Distributed Optimistic Concurrency Considered Optimistic

  • Chris Rossbach ,
  • Jean-Philippe Martin

WTTM 2013 |

Optimistic concurrency relies on speculative execution, read-write conflict detection, and checkpoint-rollback techniques to provide a programming model that replaces locks with the abstraction of atomic, isolated execution of critical sections. Previous research has shown that on chip multi-processors, a class of workloads featuring irregular parallelism and rare read-write conflicts can reap significant benefits from the TM model because complex synchronization code can be avoided without the scalability sacrifice that is the hallmark of coarse-grain synchronization.
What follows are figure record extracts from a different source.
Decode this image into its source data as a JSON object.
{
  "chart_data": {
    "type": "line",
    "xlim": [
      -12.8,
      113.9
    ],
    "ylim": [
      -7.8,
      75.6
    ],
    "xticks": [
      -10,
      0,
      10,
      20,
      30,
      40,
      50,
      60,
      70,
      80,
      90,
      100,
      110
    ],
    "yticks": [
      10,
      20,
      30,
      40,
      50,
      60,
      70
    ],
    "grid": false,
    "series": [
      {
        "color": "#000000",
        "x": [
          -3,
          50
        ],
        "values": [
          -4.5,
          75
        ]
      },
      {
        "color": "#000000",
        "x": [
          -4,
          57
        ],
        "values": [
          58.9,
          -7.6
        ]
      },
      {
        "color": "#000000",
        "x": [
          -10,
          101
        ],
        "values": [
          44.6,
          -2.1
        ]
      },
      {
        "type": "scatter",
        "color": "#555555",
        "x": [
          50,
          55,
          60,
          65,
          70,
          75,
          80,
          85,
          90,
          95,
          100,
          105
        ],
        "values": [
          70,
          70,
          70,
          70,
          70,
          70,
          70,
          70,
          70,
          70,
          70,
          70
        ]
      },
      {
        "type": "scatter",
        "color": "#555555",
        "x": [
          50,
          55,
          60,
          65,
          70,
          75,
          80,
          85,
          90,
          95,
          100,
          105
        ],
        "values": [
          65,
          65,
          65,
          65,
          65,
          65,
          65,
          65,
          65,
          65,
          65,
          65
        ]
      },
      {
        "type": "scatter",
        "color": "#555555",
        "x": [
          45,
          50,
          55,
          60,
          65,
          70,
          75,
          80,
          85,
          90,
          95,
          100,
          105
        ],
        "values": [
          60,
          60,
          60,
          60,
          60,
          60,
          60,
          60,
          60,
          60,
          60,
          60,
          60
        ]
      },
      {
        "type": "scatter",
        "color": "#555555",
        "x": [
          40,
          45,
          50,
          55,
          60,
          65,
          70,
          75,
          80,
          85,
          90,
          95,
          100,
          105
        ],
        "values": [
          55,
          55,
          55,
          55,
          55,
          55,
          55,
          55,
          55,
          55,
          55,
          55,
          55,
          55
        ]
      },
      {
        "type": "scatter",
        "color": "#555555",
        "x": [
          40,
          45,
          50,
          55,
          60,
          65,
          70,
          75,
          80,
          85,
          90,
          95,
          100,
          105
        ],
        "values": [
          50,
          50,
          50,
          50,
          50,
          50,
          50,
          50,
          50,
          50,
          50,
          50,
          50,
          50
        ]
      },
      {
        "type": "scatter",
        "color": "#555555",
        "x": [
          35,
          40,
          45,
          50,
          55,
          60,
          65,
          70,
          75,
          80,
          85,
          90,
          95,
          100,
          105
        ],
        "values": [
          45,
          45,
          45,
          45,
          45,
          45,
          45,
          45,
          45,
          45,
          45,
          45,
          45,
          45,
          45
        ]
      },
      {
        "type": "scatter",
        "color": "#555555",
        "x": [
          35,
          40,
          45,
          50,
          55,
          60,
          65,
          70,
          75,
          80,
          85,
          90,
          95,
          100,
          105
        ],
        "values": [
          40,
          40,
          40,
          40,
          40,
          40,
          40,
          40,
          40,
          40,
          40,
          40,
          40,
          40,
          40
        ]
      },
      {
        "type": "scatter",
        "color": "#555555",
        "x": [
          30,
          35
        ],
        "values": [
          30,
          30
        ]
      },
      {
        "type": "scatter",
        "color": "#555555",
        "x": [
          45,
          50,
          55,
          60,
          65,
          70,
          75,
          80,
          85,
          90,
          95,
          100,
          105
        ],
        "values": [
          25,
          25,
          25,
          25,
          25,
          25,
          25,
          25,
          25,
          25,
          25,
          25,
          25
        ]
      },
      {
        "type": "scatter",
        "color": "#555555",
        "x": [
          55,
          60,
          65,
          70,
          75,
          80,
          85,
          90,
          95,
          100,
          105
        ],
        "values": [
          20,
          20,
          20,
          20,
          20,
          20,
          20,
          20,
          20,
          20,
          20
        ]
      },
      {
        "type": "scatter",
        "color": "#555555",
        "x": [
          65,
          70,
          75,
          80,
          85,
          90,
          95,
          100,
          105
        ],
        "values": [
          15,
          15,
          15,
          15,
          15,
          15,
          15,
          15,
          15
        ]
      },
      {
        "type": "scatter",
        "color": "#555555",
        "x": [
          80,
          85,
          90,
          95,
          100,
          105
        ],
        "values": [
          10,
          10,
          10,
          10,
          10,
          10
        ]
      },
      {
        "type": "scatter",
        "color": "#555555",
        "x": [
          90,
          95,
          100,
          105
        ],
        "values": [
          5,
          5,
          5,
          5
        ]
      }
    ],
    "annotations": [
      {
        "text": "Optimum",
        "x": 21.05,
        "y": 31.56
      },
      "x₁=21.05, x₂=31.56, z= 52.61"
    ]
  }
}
In a distributed in a distributed setting, however, with current technological parameters, this class of workloads becomes vanishingly small. Moreover, this class does not include the workloads currently used to evaluate TM and distributed TM systems. We construct a model that predicts performance for a distributed software transactional memory (DSTM) executing a given workload. The model assumes optimal pipelining, batching, and locality, and predicts performance by finding the critical path induced by read-write sharing. We validate the model against real executions from TM benchmarks in the literature, finding that it tracks observed scalability to within 17%. We apply this model to popular TM benchmark applications, observing that none scale in a distributed context because transactions are too short in relation to network latencies. Traditional latency hiding techniques such as prefetching, batching, and speculation do not help, and in fact, sometimes make performance worse. We conclude that current TM benchmarks are not appropriate workloads for a distributed system using optimistic concurrency.